La bibliothèque 2.0 : une histoire d'argent ?
La gestion économique des bibliothèques est confrontée aux évolutions des comportements des usagers et au développement des nouvelles technologies de l’information et de la communication. Les bibliothèques doivent s’adapter à ces changements tout en continuant à répondre aux exigences attendues d’une bibliothèque traditionnelle. Le partage des ressources financières est désormais déterminé par de nouvelles missions confiées aux documentalistes: numérisation des ouvrages, acquisition de livres et périodiques électroniques, achat d’accès à des bases de données spécialisées, etc.
Le remplacement de la bibliothèque traditionnelle par la bibliothèque numérique est-il vraiment envisageable ?
Selon l'enquête annuelle menée par le service du livre et de la lecture du ministère de la Culture et de la Communication dans le cadre de l'Observatoire de la Lecture Publique, en 2010, seul 1% du nombre total de bibliothèques disposait d’un fonds de livres numériques.
L'offre éditoriale numérique
En augmentation constante depuis ces dernières années, elle se caractérise par son côté protéiforme : 20 à 25 plateformes existent dans le monde, correspondant à autant de modèles économiques différents. Les éditeurs et agrégateurs sont actuellement à la recherche de modèles cohérents et en phase avec leur public, lui aussi en devenir. Les groupes français les plus notoires sont EDP Sciences, Elsevier ou encore Lavoisier. Les modèles économiques de distribution sont très diversifiés.
Quatre modèles sont mis en évidence dans l’offre des livres numériques.
1. La possibilité de télécharger l'ouvrage ou la consultation en ligne sur site ou à distance
La possibilité de télécharger l’ouvrage est soumise à la destruction automatique du fichier de lecture après une certaine période fixée par l’éditeur. La lecture en ligne impose soit une présence physique dans la bibliothèque, soit une connexion à Internet.
2. La licence illimitée ou limitée
La licence illimitée est l’équivalent de l’achat du livre en version papier. La bibliothèque dispose du document électronique et est responsable de son utilisation. Pour la version limitée de la licence, elle conserve souvent une restriction de temps (souvent une année), de prêts (un nombre maximum de prêts par document) ou du nombre d’utilisateurs simultanés qui consultent le livre.
3. Le choix des ouvrages titre à titre ou sous forme de "bouquet"
L’offre sous forme de bouquet limite la capacité d’action du bibliothécaire. La cohérence des contenus est souvent mise en cause. Cependant, ce modèle offre l’avantage de constituer rapidement un fonds numérique sans une expertise pointue.
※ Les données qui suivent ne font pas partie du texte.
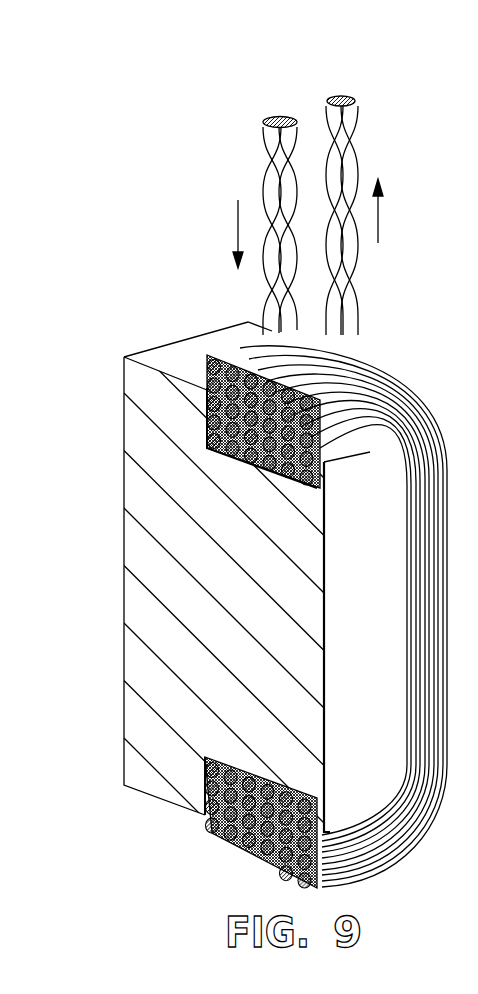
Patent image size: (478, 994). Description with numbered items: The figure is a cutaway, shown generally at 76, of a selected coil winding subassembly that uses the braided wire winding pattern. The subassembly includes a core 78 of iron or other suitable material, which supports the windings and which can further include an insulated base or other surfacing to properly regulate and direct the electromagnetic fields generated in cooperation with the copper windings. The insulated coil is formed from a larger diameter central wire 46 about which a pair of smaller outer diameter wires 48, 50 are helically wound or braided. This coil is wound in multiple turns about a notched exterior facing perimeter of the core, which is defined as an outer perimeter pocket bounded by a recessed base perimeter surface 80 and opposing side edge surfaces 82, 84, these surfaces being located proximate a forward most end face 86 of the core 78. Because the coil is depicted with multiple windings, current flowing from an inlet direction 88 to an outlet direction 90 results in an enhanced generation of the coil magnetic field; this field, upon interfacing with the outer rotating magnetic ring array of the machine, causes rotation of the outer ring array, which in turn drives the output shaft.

The central wire 46 is at (280, 116).
The smaller outer diameter wire 48 is at (264, 118).
The smaller outer diameter wire 50 is at (290, 118).
The cutaway of coil winding subassembly 76 is at (104, 452).
The core 78 is at (132, 595).
The recessed base perimeter surface 80 is at (226, 458).
The side edge surface 82 is at (216, 362).
The side edge surface 84 is at (347, 487).
The forward most end face 86 is at (378, 623).
The inlet direction 88 is at (232, 223).
The outlet direction 90 is at (380, 222).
4. Le paiement forfaitaire par la bibliothèque ou le paiement à l'usage
Finalement, le paiement forfaitaire par la bibliothèque ou le paiement à l'usage représente l’option la plus naturelle dans cette panoplie d’offre. Cependant, ce modèle est très peu en vogue chez les éditeurs car il déséquilibre la relation entre l’offre et la demande.
En effet, d’une part, cette option offre une possibilité d’exploitation de l’œuvre par un nombre illimité d’usagers. L’acquisition de plusieurs exemplaires par un même établissement est remise en cause, ce qui contrarie les aspirations commerciales des fournisseurs.
D’autre part, les livres électroniques ne se dégradent pas. Une fois acquis et conservé avec soin, un e-book ne sera, en principe, ni perdu, ni endommagé. Cet atout pour la bibliothèque est également source de pertes économiques pour le fournisseur qui ne pourra revendre ce livre à l’avenir.
Pourquoi le numérique est-il aussi chère que le papier ?
Le prix de l’e-book est encore conditionné par la version papier, remisé ou augmenté selon les modèles (-25 % à +55 %). Le développement technologique n’a pas diminué les coûts d’acquisitions en matière de livre. Des paramètres pris en compte par les fournisseurs peuvent augmenter le prix du livre électronique comparé à la version papier : l’autorisation de plusieurs accès simultanés, un grand nombre d’utilisateurs potentiels de l’ouvrage ou encore des frais de mise en ligne sur la plateforme de la bibliothèque. Tous ces aspects commerciaux ont découragé beaucoup de bibliothèques de la tentation des ressources électroniques.
Les évolutions des usages modèlerons le développement des collections numériques. Cette mutation pourrait être accélérée si les fournisseurs développaient l’offre numérique qui reste trop restreinte par des logiques commerciales. Avec une offre accessible et moins contraignante pour les bibliothèques, l’intégration des livres et périodiques électroniques dans les collections se démocratiserait. La période d’adaptation des usagers serait moins douloureuse car équilibrée par la collection papier qui perdurerait. Ce n’est pas les usages qui ralentissent le développement de l’offre mais bien l’offre insatisfaisante qui ralentit l’évolution des usages.